Whether that means airline flights will offer smoked onion-and-BBQ crickets in place of pretzels in the future remains to be seen, but the motivation to make that happen exists.
Insects are also attractive for their sustainability factor. Crickets, for example, need six times less feed than cattle on average. And researchers have determined that replacing more meat with insects in our diets could significantly cut the amount of farmland needed to grow food. A team at University of Edinburgh and Scotland’s Rural College says cutting consumption of animal products by eating more insects would free up 1,680 hectares of farmland. (One hectare is roughly the size of a rugby pitch.)
For a product like insects, which has yet to go mainstream, online retail makes the most sense.

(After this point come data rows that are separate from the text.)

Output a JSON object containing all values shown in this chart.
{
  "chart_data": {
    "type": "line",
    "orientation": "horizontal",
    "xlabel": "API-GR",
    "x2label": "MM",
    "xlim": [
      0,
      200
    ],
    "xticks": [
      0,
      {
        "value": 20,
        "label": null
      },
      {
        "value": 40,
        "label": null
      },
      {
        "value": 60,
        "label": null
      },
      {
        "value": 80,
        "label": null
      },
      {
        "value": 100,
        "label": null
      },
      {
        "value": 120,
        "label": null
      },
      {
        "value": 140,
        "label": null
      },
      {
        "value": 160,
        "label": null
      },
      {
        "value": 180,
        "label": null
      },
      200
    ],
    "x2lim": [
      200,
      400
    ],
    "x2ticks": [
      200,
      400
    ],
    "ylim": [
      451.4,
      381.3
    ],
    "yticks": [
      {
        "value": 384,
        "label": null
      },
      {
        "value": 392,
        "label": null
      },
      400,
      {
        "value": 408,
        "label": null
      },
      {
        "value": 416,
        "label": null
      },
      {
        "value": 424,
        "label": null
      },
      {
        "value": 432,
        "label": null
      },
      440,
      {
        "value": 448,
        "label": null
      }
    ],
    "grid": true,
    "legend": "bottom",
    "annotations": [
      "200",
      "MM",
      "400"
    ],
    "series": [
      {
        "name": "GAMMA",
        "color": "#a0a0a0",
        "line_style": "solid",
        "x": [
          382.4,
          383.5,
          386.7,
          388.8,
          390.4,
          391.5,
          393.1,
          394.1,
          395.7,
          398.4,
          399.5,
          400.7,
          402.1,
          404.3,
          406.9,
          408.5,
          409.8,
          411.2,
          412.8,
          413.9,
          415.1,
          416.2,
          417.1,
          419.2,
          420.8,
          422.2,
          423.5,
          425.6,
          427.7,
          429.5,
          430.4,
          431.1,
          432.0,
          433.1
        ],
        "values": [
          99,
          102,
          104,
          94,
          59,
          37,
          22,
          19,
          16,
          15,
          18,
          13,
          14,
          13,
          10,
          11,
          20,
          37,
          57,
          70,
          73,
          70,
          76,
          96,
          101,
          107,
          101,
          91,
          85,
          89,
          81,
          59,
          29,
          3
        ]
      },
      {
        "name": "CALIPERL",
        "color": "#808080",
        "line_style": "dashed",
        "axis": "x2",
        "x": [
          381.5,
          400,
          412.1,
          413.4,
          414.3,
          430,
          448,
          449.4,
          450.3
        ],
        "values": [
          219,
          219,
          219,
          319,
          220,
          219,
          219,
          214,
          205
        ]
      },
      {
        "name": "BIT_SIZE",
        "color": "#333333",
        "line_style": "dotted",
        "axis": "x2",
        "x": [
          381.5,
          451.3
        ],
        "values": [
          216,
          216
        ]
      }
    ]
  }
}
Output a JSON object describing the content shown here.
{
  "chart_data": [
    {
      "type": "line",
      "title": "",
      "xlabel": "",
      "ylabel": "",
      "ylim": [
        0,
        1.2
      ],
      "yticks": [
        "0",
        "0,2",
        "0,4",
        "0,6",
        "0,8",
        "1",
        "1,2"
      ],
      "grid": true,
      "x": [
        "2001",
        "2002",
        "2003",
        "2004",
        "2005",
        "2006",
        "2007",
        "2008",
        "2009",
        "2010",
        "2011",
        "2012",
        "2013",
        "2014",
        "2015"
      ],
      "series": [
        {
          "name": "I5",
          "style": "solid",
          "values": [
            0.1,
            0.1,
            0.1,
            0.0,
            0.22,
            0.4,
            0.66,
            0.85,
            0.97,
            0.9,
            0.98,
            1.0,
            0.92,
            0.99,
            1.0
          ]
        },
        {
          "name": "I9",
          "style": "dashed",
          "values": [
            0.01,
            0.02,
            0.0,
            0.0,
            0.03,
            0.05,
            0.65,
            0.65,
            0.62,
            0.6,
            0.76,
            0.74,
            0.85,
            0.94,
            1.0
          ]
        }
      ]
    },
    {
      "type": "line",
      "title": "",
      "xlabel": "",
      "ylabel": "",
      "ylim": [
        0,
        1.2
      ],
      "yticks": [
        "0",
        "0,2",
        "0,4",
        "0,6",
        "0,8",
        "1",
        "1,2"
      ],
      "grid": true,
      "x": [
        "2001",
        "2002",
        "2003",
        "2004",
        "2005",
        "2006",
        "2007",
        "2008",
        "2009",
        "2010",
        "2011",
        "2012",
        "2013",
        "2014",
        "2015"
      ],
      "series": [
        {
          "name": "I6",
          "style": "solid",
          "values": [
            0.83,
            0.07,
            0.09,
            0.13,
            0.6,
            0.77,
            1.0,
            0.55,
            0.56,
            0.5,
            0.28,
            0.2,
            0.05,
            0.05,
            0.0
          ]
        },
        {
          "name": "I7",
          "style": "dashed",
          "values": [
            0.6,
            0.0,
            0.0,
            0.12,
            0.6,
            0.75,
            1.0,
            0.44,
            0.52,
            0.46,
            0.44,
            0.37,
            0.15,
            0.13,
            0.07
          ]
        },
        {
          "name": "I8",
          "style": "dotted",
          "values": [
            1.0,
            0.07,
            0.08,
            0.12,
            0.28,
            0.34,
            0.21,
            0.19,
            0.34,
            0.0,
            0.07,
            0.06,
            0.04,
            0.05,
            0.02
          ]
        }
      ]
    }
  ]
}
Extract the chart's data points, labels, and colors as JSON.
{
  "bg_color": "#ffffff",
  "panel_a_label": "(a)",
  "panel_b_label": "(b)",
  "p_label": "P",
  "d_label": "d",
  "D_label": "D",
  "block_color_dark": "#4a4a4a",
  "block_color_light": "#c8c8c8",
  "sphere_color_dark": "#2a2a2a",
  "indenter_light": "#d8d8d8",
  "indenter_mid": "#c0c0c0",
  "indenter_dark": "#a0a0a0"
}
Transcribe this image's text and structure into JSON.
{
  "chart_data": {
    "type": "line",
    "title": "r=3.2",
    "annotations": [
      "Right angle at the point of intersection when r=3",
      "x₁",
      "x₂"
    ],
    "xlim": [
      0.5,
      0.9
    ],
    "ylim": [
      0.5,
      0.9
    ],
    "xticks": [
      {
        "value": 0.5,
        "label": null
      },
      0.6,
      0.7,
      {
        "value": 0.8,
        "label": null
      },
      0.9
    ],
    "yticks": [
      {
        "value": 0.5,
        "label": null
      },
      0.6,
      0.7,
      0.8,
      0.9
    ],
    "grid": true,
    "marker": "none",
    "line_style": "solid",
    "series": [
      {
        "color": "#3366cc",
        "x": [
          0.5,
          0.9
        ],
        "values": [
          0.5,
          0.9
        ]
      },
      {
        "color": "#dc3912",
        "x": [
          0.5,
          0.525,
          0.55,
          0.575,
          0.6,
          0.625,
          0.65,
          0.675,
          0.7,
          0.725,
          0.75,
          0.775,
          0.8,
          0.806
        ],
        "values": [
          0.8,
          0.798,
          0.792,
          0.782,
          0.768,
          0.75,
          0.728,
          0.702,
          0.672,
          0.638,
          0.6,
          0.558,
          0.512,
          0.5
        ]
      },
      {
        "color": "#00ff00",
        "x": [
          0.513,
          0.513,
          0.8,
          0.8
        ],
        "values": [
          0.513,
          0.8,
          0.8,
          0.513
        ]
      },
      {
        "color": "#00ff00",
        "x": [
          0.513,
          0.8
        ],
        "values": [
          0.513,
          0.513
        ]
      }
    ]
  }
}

The bar for proof of concept is lower, and the direct-to-consumer aspect of e-commerce means these companies can get their offerings to customers more easily than would be the case if they had to go through traditional grocery chains.
There’s also the simple idea that consumers willing to buy their food online are often more open-minded when it comes to adventurous cuisine. Online startups in general cater to early adopters, so it makes sense that companies like 21 bites would choose e-commerce.
They’re hardly alone. A growing number of places worldwide are cropping (creeping?) up. Proti-Farm is a Netherlands-based company who acquired one of the world’s leading insect producers, Kreca, in 2014. At online retailer Kreca Food, you can purchase things like buffalo insect powder and freeze-dried crickets. Proti-Farm is one of the loudest advocates for using insects to promote sustainability and address world hunger.
Over in Switzerland, the Coop supermarket chain has partnered with Essento, a startup that develops insect-based products. Right now you can get burgers and meatballs made from mealworms and products containing cricket flour.
There is some activity in the U.S. Edible Insect’s online store carries a huge range of products, from ant powder to water scorpions. You can even send gift baskets. Bugsfeed is also a handy site, as it lists various restaurants and stores around the country that carry insect-based products.
Before insect-based food can become a true craze, though, regulation must be in place to allow for mass manufacturing and selling of these kinds of products. The European Commission is working on those issues currently. In the U.S., the FDA doesn’t have any kind of certification process for insects right now. Without a way to deem products “safe,” it’s unlikely major U.S.-based CPGs will pour money into insect-based food in the near future.
In all likelihood, the “ew, gross” factor will exist for a long time yet and probably hinder growth, particularly in some areas of the U.S. Or maybe not. After all, sushi once upon a time carried an ick factor too, so perhaps insect-based airline snacks and bugs in Halloween baskets are closer than we think.